Brown Skin Pride

Is it harder—to cradle a child, or cast a bomb

of grief upon another’s village?

We sip from ash-cracked bowls,

hope seeping slow, between dawn and dusk.

We sing our children lullabies of gunfire,

rock them in scorch-stained stories—

still, this hut remains our home:

a sanctuary of burnt names,

where bread tastes like ghost tongue, but blame endures.

They peeled away our brown-skin pride,

laughed as we stood—statues carved of fear.

Our silence roared more fierce than sneers;

we hushed our voices just to survive.

We stitched native words behind clenched teeth—

smuggling revolution through folds of time.

We buried laughter beneath school desks,

trading grandmothers’ songs for spelling tests.

Chalk dust spelled conquest—not connection.

Mirrors betrayed us—

reflecting faces we were taught to shun,

as if our bones were borrowed and names were errors to erase.
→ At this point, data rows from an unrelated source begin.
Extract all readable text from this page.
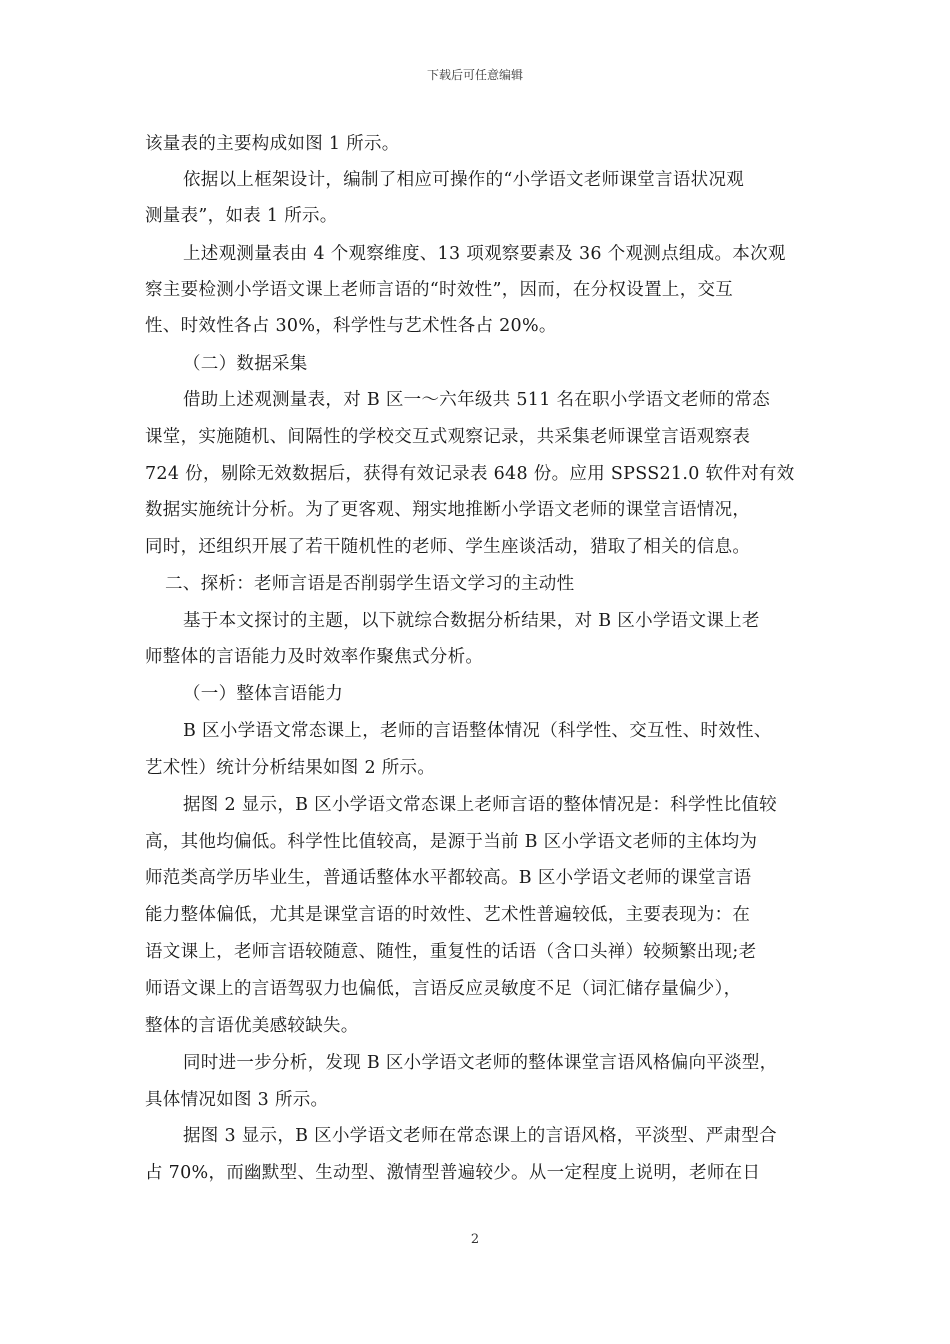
下载后可任意编辑
该量表的主要构成如图 1 所示。
依据以上框架设计，编制了相应可操作的“小学语文老师课堂言语状况观
测量表”，如表 1 所示。
上述观测量表由 4 个观察维度、13 项观察要素及 36 个观测点组成。本次观
察主要检测小学语文课上老师言语的“时效性”，因而，在分权设置上，交互
性、时效性各占 30%，科学性与艺术性各占 20%。
（二）数据采集
借助上述观测量表，对 B 区一～六年级共 511 名在职小学语文老师的常态
课堂，实施随机、间隔性的学校交互式观察记录，共采集老师课堂言语观察表
724 份，剔除无效数据后，获得有效记录表 648 份。应用 SPSS21.0 软件对有效
数据实施统计分析。为了更客观、翔实地推断小学语文老师的课堂言语情况，
同时，还组织开展了若干随机性的老师、学生座谈活动，猎取了相关的信息。
二、探析：老师言语是否削弱学生语文学习的主动性
基于本文探讨的主题，以下就综合数据分析结果，对 B 区小学语文课上老
师整体的言语能力及时效率作聚焦式分析。
（一）整体言语能力
B 区小学语文常态课上，老师的言语整体情况（科学性、交互性、时效性、
艺术性）统计分析结果如图 2 所示。
据图 2 显示，B 区小学语文常态课上老师言语的整体情况是：科学性比值较
高，其他均偏低。科学性比值较高，是源于当前 B 区小学语文老师的主体均为
师范类高学历毕业生，普通话整体水平都较高。B 区小学语文老师的课堂言语
能力整体偏低，尤其是课堂言语的时效性、艺术性普遍较低，主要表现为：在
语文课上，老师言语较随意、随性，重复性的话语（含口头禅）较频繁出现;老
师语文课上的言语驾驭力也偏低，言语反应灵敏度不足（词汇储存量偏少），
整体的言语优美感较缺失。
同时进一步分析，发现 B 区小学语文老师的整体课堂言语风格偏向平淡型，
具体情况如图 3 所示。
据图 3 显示，B 区小学语文老师在常态课上的言语风格，平淡型、严肃型合
占 70%，而幽默型、生动型、激情型普遍较少。从一定程度上说明，老师在日
2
We prayed in calloused lips,

drank from wells that cursed our rivers filthy,

and learned to love ourselves

only when whitened by approval.

Yet still—we whispered stories in secret,

braiding history into lullabies colonizers never learned.

In back kitchens and broken churches,

memory danced between fire and famine.

We are not the wound—we are the weathered scar

that stretches without splitting, the limping village that still rises.

Now, our children ask:

Why does sorrow taste like salt

and sound like silence?

We answer—not with rage,

but with hands reaching forward.

Even in ash, a whisper dares to rise:

in the telling, a new kinship forms—

we teach our children not to fear the flame,

they’ll build a legacy—one that burns the shame.